Classical Machine Learning-Based Hyperspectral Image Framework for Brain Tumour Classification
摘要
Brain surgery is a crucial treatment for brain tumors, but neurosurgeons face significant challenges in accurately delineating tumor boundaries to maximize resection while preserving healthy tissue. “Hyperspectral imaging” (HSI) has emerged as a powerful intraoperative tool for real-time tumor detection, offering a non-invasive approach to assist neurosurgical decision-making. In this study, we propose a novel machine learning-based HSI framework for brain tumor classification and delineation, leveraging spectral-spatial feature extraction and robust classification techniques. Our approach was evaluated on an in-vivo brain dataset consisting of 61 HS images from 34 patients, achieving an impressive Random Forest accuracy of 100% and a Decision Tree accuracy of 99.75%, with SVM and Naïve Bayes classifiers also demonstrating high performance (99.06% and 95.29%, respectively).

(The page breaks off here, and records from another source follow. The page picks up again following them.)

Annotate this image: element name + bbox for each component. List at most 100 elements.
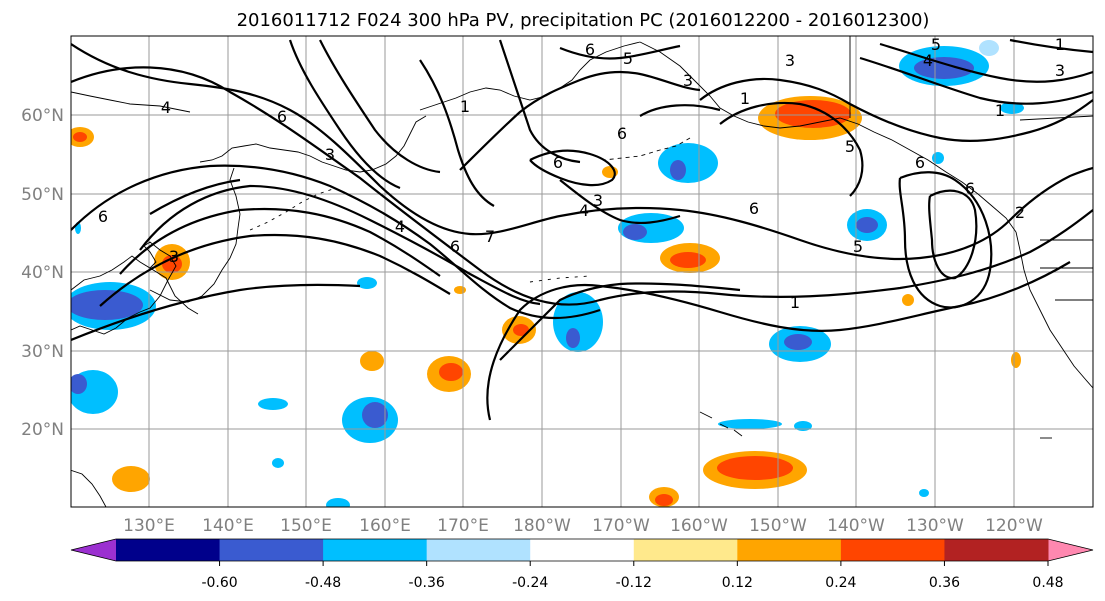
lat-label: 40°N [21, 263, 64, 283]
colorbar-tick-label: -0.60 [201, 575, 237, 591]
lon-label: 140°W [827, 516, 885, 536]
contour-label: 4 [161, 98, 171, 117]
pv-contour [319, 39, 441, 174]
contour-labels: 4 3 6 6 1 6 6 5 3 3 1 6 5 3 6 6 7 4 3 1 [98, 35, 1065, 312]
kuril-islands [249, 187, 337, 231]
precip-positive-area [1011, 352, 1021, 368]
pv-contour [149, 178, 241, 215]
lat-label: 30°N [21, 342, 64, 362]
contour-label: 6 [553, 153, 563, 172]
pv-contour [559, 44, 681, 60]
colorbar-segment [426, 539, 531, 561]
contour-label: 1 [790, 293, 800, 312]
colorbar-segment [840, 539, 945, 561]
pv-contour [288, 39, 401, 190]
contour-label: 7 [485, 227, 495, 246]
precip-negative-core [71, 290, 143, 320]
pv-contour [139, 184, 541, 306]
contour-label: 5 [931, 35, 941, 54]
precip-negative-core [784, 334, 812, 350]
colorbar-tick-label: -0.24 [512, 575, 548, 591]
pv-contour [71, 283, 361, 342]
precip-positive-area [360, 351, 384, 371]
contour-label: 6 [277, 107, 287, 126]
pv-contours [71, 38, 1093, 421]
figure-title: 2016011712 F024 300 hPa PV, precipitatio… [237, 10, 930, 31]
contour-label: 3 [593, 191, 603, 210]
lat-label: 20°N [21, 420, 64, 440]
contour-label: 3 [1055, 61, 1065, 80]
contour-label: 4 [923, 51, 933, 70]
map-area: 4 3 6 6 1 6 6 5 3 3 1 6 5 3 6 6 7 4 3 1 [70, 35, 1094, 508]
precip-negative-core [566, 328, 580, 348]
latitude-labels: 60°N 50°N 40°N 30°N 20°N [21, 106, 64, 440]
precip-negative-core [670, 160, 686, 180]
pv-contour [699, 77, 1093, 142]
contour-label: 6 [749, 199, 759, 218]
precip-negative-core [914, 57, 974, 79]
colorbar-ticks: -0.60 -0.48 -0.36 -0.24 -0.12 0.12 0.24 0.36 0.4… [201, 561, 1064, 591]
precip-positive-core [775, 100, 851, 128]
precip-negative-area [658, 143, 718, 183]
pv-contour [419, 59, 495, 207]
colorbar-tick-label: 0.12 [722, 575, 753, 591]
colorbar-segments [116, 539, 1049, 561]
lon-label: 150°W [749, 516, 807, 536]
pv-contour [529, 149, 616, 187]
lon-label: 120°W [985, 516, 1043, 536]
pv-contour [1009, 38, 1093, 54]
pv-contour [498, 39, 581, 164]
precip-negative-core [856, 217, 878, 233]
precip-positive-core [73, 132, 87, 142]
contour-label: 4 [395, 217, 405, 236]
contour-label: 1 [995, 101, 1005, 120]
contour-label: 6 [585, 40, 595, 59]
contour-label: 5 [853, 237, 863, 256]
aleutian-islands [603, 137, 691, 161]
lon-label: 170°E [437, 516, 489, 536]
precip-shading [71, 40, 1024, 507]
hawaii-islands [699, 411, 743, 437]
lon-label: 180°W [513, 516, 571, 536]
contour-label: 6 [617, 124, 627, 143]
colorbar-segment [323, 539, 428, 561]
lon-label: 130°E [123, 516, 175, 536]
precip-negative-area [258, 398, 288, 410]
colorbar-tick-label: -0.12 [616, 575, 652, 591]
siberia-coastline [71, 91, 191, 113]
map-frame [70, 35, 1094, 508]
pv-contour [898, 171, 993, 309]
contour-label: 3 [683, 71, 693, 90]
precip-negative-core [71, 374, 87, 394]
precip-positive-area [902, 294, 914, 306]
pv-contour [719, 101, 864, 197]
lon-label: 160°E [359, 516, 411, 536]
contour-label: 3 [785, 51, 795, 70]
lat-label: 50°N [21, 185, 64, 205]
pv-contour [71, 43, 1093, 261]
contour-label: 5 [845, 137, 855, 156]
colorbar-segment [944, 539, 1049, 561]
contour-label: 3 [325, 145, 335, 164]
precip-positive-area [112, 466, 150, 492]
precip-negative-area [326, 498, 350, 507]
pv-contour [99, 233, 451, 307]
asia-coastline [71, 241, 177, 335]
pv-contour [459, 70, 701, 171]
pv-contour [859, 56, 1093, 105]
precip-positive-core [655, 494, 673, 506]
precip-positive-core [439, 363, 463, 381]
north-america-coastline [1015, 231, 1093, 389]
longitude-labels: 130°E 140°E 150°E 160°E 170°E 180°W 170°… [123, 516, 1043, 536]
precip-positive-core [670, 252, 706, 268]
colorbar-segment [116, 539, 221, 561]
colorbar-segment [737, 539, 842, 561]
colorbar-tick-label: 0.48 [1032, 575, 1063, 591]
colorbar-segment [530, 539, 635, 561]
pv-contour [71, 164, 601, 320]
contour-label: 6 [98, 207, 108, 226]
kamchatka-coastline [199, 115, 427, 173]
colorbar-segment [219, 539, 324, 561]
contour-label: 1 [740, 89, 750, 108]
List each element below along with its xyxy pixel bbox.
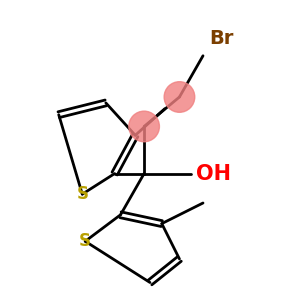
Text: OH: OH (196, 164, 231, 184)
Circle shape (129, 111, 159, 142)
Text: Br: Br (209, 28, 233, 48)
Text: S: S (79, 232, 91, 250)
Text: S: S (76, 185, 88, 203)
Circle shape (164, 82, 195, 112)
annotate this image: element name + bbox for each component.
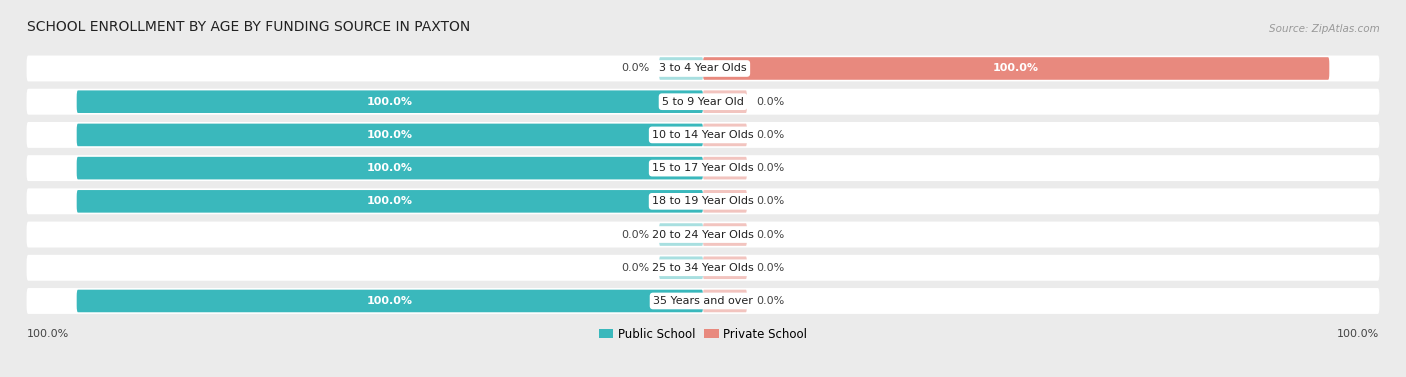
Legend: Public School, Private School: Public School, Private School bbox=[599, 328, 807, 341]
Text: 100.0%: 100.0% bbox=[367, 196, 413, 206]
FancyBboxPatch shape bbox=[27, 122, 1379, 148]
Text: 25 to 34 Year Olds: 25 to 34 Year Olds bbox=[652, 263, 754, 273]
FancyBboxPatch shape bbox=[27, 155, 1379, 181]
Text: 100.0%: 100.0% bbox=[1337, 329, 1379, 339]
Text: 0.0%: 0.0% bbox=[756, 97, 785, 107]
FancyBboxPatch shape bbox=[659, 223, 703, 246]
Text: 100.0%: 100.0% bbox=[367, 130, 413, 140]
FancyBboxPatch shape bbox=[659, 256, 703, 279]
FancyBboxPatch shape bbox=[659, 57, 703, 80]
FancyBboxPatch shape bbox=[703, 57, 1329, 80]
Text: 15 to 17 Year Olds: 15 to 17 Year Olds bbox=[652, 163, 754, 173]
Text: 100.0%: 100.0% bbox=[27, 329, 69, 339]
FancyBboxPatch shape bbox=[27, 222, 1379, 248]
Text: 0.0%: 0.0% bbox=[756, 163, 785, 173]
FancyBboxPatch shape bbox=[27, 255, 1379, 281]
Text: 0.0%: 0.0% bbox=[621, 263, 650, 273]
Text: 100.0%: 100.0% bbox=[993, 63, 1039, 74]
Text: 100.0%: 100.0% bbox=[367, 97, 413, 107]
Text: 0.0%: 0.0% bbox=[756, 296, 785, 306]
FancyBboxPatch shape bbox=[27, 288, 1379, 314]
Text: 0.0%: 0.0% bbox=[756, 130, 785, 140]
Text: 10 to 14 Year Olds: 10 to 14 Year Olds bbox=[652, 130, 754, 140]
Text: 0.0%: 0.0% bbox=[756, 196, 785, 206]
FancyBboxPatch shape bbox=[703, 256, 747, 279]
Text: 5 to 9 Year Old: 5 to 9 Year Old bbox=[662, 97, 744, 107]
Text: 100.0%: 100.0% bbox=[367, 296, 413, 306]
FancyBboxPatch shape bbox=[77, 90, 703, 113]
Text: 0.0%: 0.0% bbox=[756, 230, 785, 239]
FancyBboxPatch shape bbox=[77, 190, 703, 213]
Text: SCHOOL ENROLLMENT BY AGE BY FUNDING SOURCE IN PAXTON: SCHOOL ENROLLMENT BY AGE BY FUNDING SOUR… bbox=[27, 20, 470, 34]
FancyBboxPatch shape bbox=[77, 290, 703, 312]
FancyBboxPatch shape bbox=[27, 55, 1379, 81]
FancyBboxPatch shape bbox=[27, 89, 1379, 115]
FancyBboxPatch shape bbox=[703, 190, 747, 213]
FancyBboxPatch shape bbox=[703, 290, 747, 312]
FancyBboxPatch shape bbox=[77, 124, 703, 146]
FancyBboxPatch shape bbox=[27, 188, 1379, 214]
FancyBboxPatch shape bbox=[703, 124, 747, 146]
FancyBboxPatch shape bbox=[703, 157, 747, 179]
Text: 0.0%: 0.0% bbox=[756, 263, 785, 273]
Text: 18 to 19 Year Olds: 18 to 19 Year Olds bbox=[652, 196, 754, 206]
Text: 3 to 4 Year Olds: 3 to 4 Year Olds bbox=[659, 63, 747, 74]
Text: 20 to 24 Year Olds: 20 to 24 Year Olds bbox=[652, 230, 754, 239]
FancyBboxPatch shape bbox=[703, 223, 747, 246]
FancyBboxPatch shape bbox=[703, 90, 747, 113]
Text: 0.0%: 0.0% bbox=[621, 230, 650, 239]
Text: Source: ZipAtlas.com: Source: ZipAtlas.com bbox=[1268, 24, 1379, 34]
Text: 35 Years and over: 35 Years and over bbox=[652, 296, 754, 306]
Text: 100.0%: 100.0% bbox=[367, 163, 413, 173]
Text: 0.0%: 0.0% bbox=[621, 63, 650, 74]
FancyBboxPatch shape bbox=[77, 157, 703, 179]
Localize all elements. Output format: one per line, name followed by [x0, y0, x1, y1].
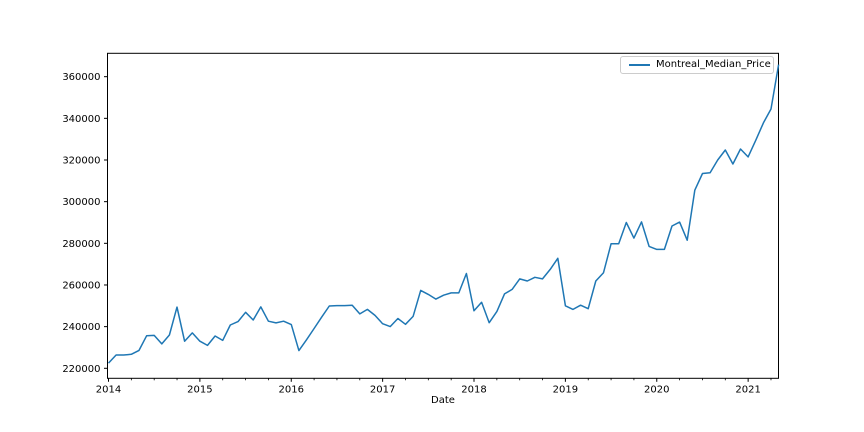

Additionally, our system also got a score of 1.0 for Random Forest and 0.9966 for Decision Tree, emphasizing our model’s strength. The AUC values ranged up to 1.0, emphasizing method’s effectiveness in tumor detection. The results presented here constitute a concrete point of reference for intraoperative brain tumor classification, demonstrating that HSI is a highly accurate and efficient decision-support tool in neurosurgical procedures.